W Rzecinie bronią szkoły i uczą za darmo
Nauczyciele pracują za darmo, dzieci na
obiad dostają suchą bułkę i gdyby nie pieniądze od sponsora,
uczniowie z okolicznych wsi zamiast jechać autobusem, chodziliby
do szkoły w Rzecinie pieszo nawet 10 km - pisze "Głos
Szczeciński".
03.10.2003 | aktual.: 03.10.2003 07:22
Dzieje się tak na przekór władzom gminy, które zdecydowały o likwidacji placówki. Rzecino to biedna popegerowska wieś w Zachodniopomorskiem. Pod koniec lat 80., gdy miejscowy PGR miał się całkiem dobrze, placówkę rozbudowano. Przybyły nowe sale lekcyjne i hala gimnastyczna.
W lutym tego roku członkowie rady gminy Rabino zdecydowali o likwidacji szkoły. Argumentem był mała liczba uczniów (uczęszcza do niej tylko 37), a szkoła jest zbyt droga w utrzymaniu.
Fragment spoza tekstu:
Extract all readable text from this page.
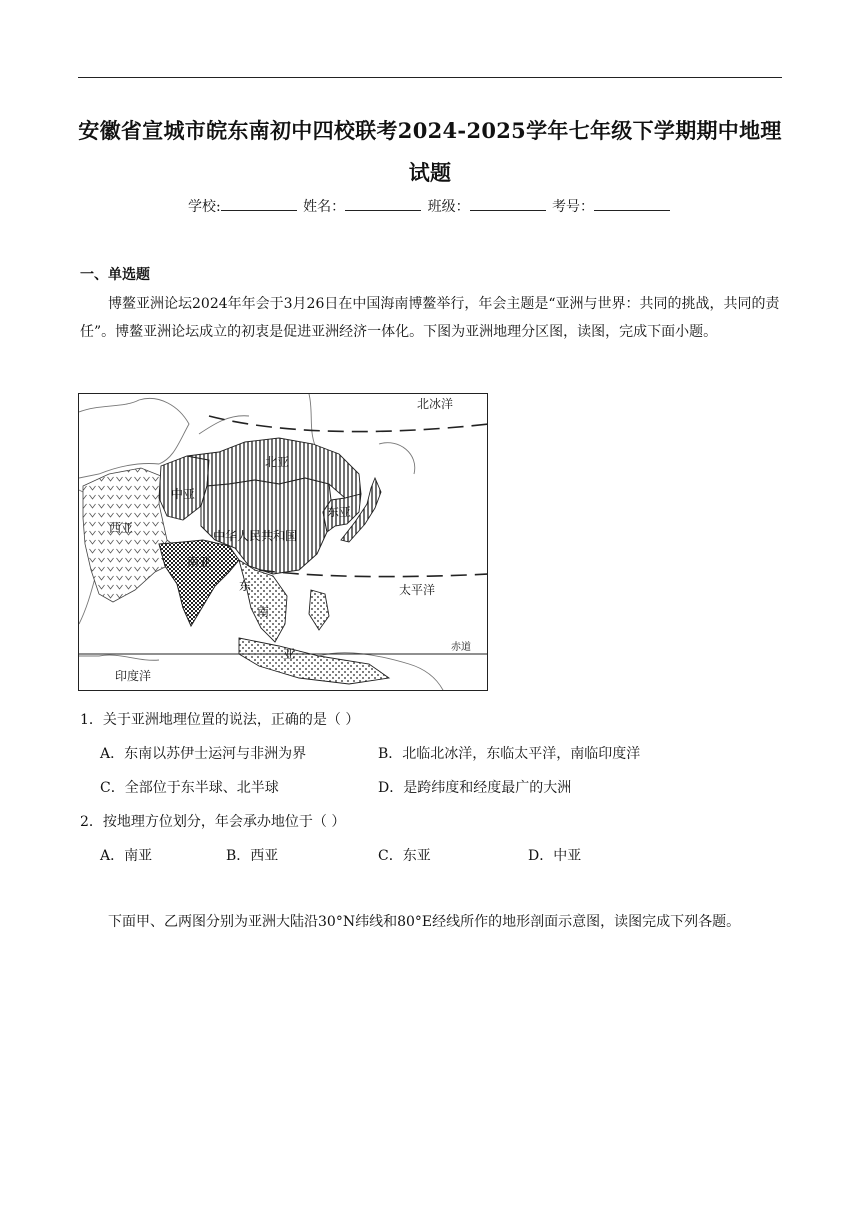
安徽省宣城市皖东南初中四校联考2024-2025学年七年级下学期期中地理
试题
学校:	姓名：	班级：	考号：
一、单选题
博鳌亚洲论坛2024年年会于3月26日在中国海南博鳌举行，年会主题是“亚洲与世界：共同的挑战，共同的责任”。博鳌亚洲论坛成立的初衷是促进亚洲经济一体化。下图为亚洲地理分区图，读图，完成下面小题。
北冰洋
北亚
中亚
西亚
东亚
中华人民共和国
南亚
太平洋
东
南
亚	赤道
印度洋
1．关于亚洲地理位置的说法，正确的是（ ）
A．东南以苏伊士运河与非洲为界	B．北临北冰洋，东临太平洋，南临印度洋
C．全部位于东半球、北半球	D．是跨纬度和经度最广的大洲
2．按地理方位划分，年会承办地位于（ ）
A．南亚	B．西亚	C．东亚	D．中亚
下面甲、乙两图分别为亚洲大陆沿30°N纬线和80°E经线所作的地形剖面示意图，读图完成下列各题。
Od września dzieci z Rzecina, Starego Ludzicka, Biernowa i Świerznicy miały zacząć naukę w oddalonym o kilka kilometrów Rabinie. Nie zaczęły, uczą się w Rzecinie.
Pedagodzy z własnych pieniędzy zakupili przybory szkolne i podręczniki. Sprzątają również szkołę. Pomagają im rodzice. Jedna ze świdwińskich piekarni dowozi codziennie uczniom po jednej suchej bułce. Za przejazdy dzieciarni do szkoły zapłacił z własnej kieszeni prezes wspomagającego szkołę Stowarzyszenia "Nasza Gmina" Piotr Kowalczyk - informuje "Głos Szczeciński".